The Bowl of Fire red rock area is off the north side of Northshore Road in the Lake Mead National Recreation Area at mile marker 16.  The signs as Mile Marker 16 are for Anniversary Mine and Calville Wash. There is not a sign for Bowl of Fire. After you turn north at mile marker 16 you drive north along the Calville Wash for about 2 miles.  Be careful to not take the dirt road to the left after getting on the Calville Wash dirt road as it leads to the Anniversary mine.  Otherwise, the unmarked trail head is easy to find.  The trail is also unmarked but you can follow the footprints and head west towards the red rocks and then simply follow trails around until you are tired.
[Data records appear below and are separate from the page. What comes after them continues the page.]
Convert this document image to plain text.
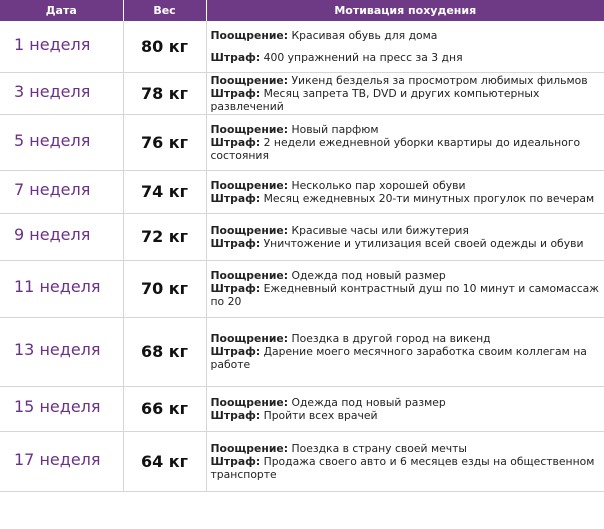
Дата	Вес	Мотивация похудения
1 неделя	80 кг	Поощрение: Красивая обувь для дома
Штраф: 400 упражнений на пресс за 3 дня

3 неделя	78 кг	Поощрение: Уикенд безделья за просмотром любимых фильмов
Штраф: Месяц запрета ТВ, DVD и других компьютерных развлечений

5 неделя	76 кг	Поощрение: Новый парфюм
Штраф: 2 недели ежедневной уборки квартиры до идеального состояния

7 неделя	74 кг	Поощрение: Несколько пар хорошей обуви
Штраф: Месяц ежедневных 20-ти минутных прогулок по вечерам

9 неделя	72 кг	Поощрение: Красивые часы или бижутерия
Штраф: Уничтожение и утилизация всей своей одежды и обуви

11 неделя	70 кг	Поощрение: Одежда под новый размер
Штраф: Ежедневный контрастный душ по 10 минут и самомассаж по 20

13 неделя	68 кг	Поощрение: Поездка в другой город на викенд
Штраф: Дарение моего месячного заработка своим коллегам на работе

15 неделя	66 кг	Поощрение: Одежда под новый размер
Штраф: Пройти всех врачей

17 неделя	64 кг	Поощрение: Поездка в страну своей мечты
Штраф: Продажа своего авто и 6 месяцев езды на общественном транспорте
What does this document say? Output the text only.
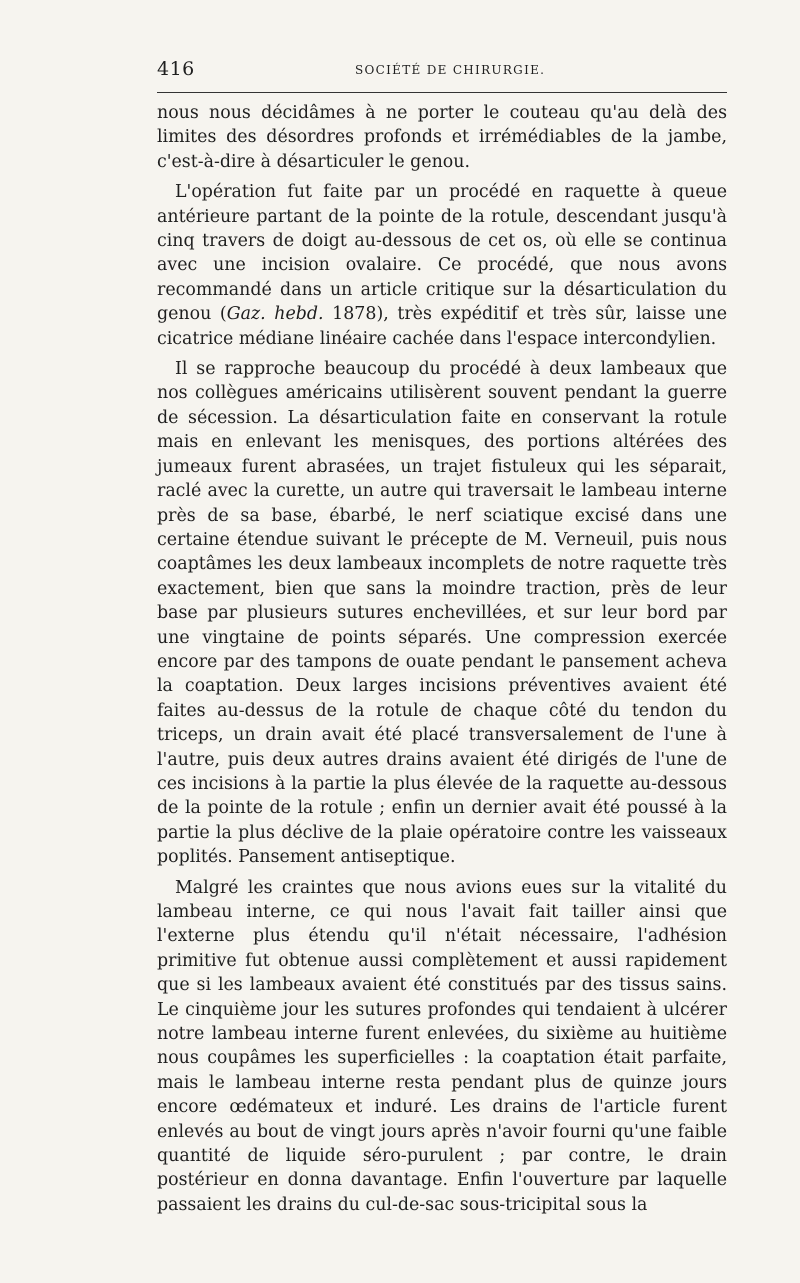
416	SOCIÉTÉ DE CHIRURGIE.

nous nous décidâmes à ne porter le couteau qu'au delà des limites des désordres profonds et irrémédiables de la jambe, c'est-à-dire à désarticuler le genou.

L'opération fut faite par un procédé en raquette à queue antérieure partant de la pointe de la rotule, descendant jusqu'à cinq travers de doigt au-dessous de cet os, où elle se continua avec une incision ovalaire. Ce procédé, que nous avons recommandé dans un article critique sur la désarticulation du genou (Gaz. hebd. 1878), très expéditif et très sûr, laisse une cicatrice médiane linéaire cachée dans l'espace intercondylien.

Il se rapproche beaucoup du procédé à deux lambeaux que nos collègues américains utilisèrent souvent pendant la guerre de sécession. La désarticulation faite en conservant la rotule mais en enlevant les menisques, des portions altérées des jumeaux furent abrasées, un trajet fistuleux qui les séparait, raclé avec la curette, un autre qui traversait le lambeau interne près de sa base, ébarbé, le nerf sciatique excisé dans une certaine étendue suivant le précepte de M. Verneuil, puis nous coaptâmes les deux lambeaux incomplets de notre raquette très exactement, bien que sans la moindre traction, près de leur base par plusieurs sutures enchevillées, et sur leur bord par une vingtaine de points séparés. Une compression exercée encore par des tampons de ouate pendant le pansement acheva la coaptation. Deux larges incisions préventives avaient été faites au-dessus de la rotule de chaque côté du tendon du triceps, un drain avait été placé transversalement de l'une à l'autre, puis deux autres drains avaient été dirigés de l'une de ces incisions à la partie la plus élevée de la raquette au-dessous de la pointe de la rotule ; enfin un dernier avait été poussé à la partie la plus déclive de la plaie opératoire contre les vaisseaux poplités. Pansement antiseptique.

Malgré les craintes que nous avions eues sur la vitalité du lambeau interne, ce qui nous l'avait fait tailler ainsi que l'externe plus étendu qu'il n'était nécessaire, l'adhésion primitive fut obtenue aussi complètement et aussi rapidement que si les lambeaux avaient été constitués par des tissus sains. Le cinquième jour les sutures profondes qui tendaient à ulcérer notre lambeau interne furent enlevées, du sixième au huitième nous coupâmes les superficielles : la coaptation était parfaite, mais le lambeau interne resta pendant plus de quinze jours encore œdémateux et induré. Les drains de l'article furent enlevés au bout de vingt jours après n'avoir fourni qu'une faible quantité de liquide séro-purulent ; par contre, le drain postérieur en donna davantage. Enfin l'ouverture par laquelle passaient les drains du cul-de-sac sous-tricipital sous la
It is absolutely beautiful.

 

Redstone Trail

Redstone Trail is a short trail at the Redstone picnic area on the south side of Northshore Road in the Lake Mead National Recreation Area near mile marker 26.  It is an easy hike with great views of the red rocks and surrounding mountains.

 

St Thomas

St. Thomas is an old abandoned town from the late 1800’s and early 1900’s which was flooded when Hoover Dam was built but today remnants of the town can be seen due to the lake levels subsiding over the years.   The town is in the very north part of Lake Mead near the north Lake Mead National Recreation Area entrance/exit.  From the trail head parking lot you can hike down into the river valley and wander around the old town which is basically just some building ruins and old tree trunks. But you can easily visualize what the town must have felt like and looked like as the streets must have been lined with tall trees which provided the much needed shade during the hot desert summers. The buildings looked like they must have been somewhat grandiose for that time. This was a fun little expedition.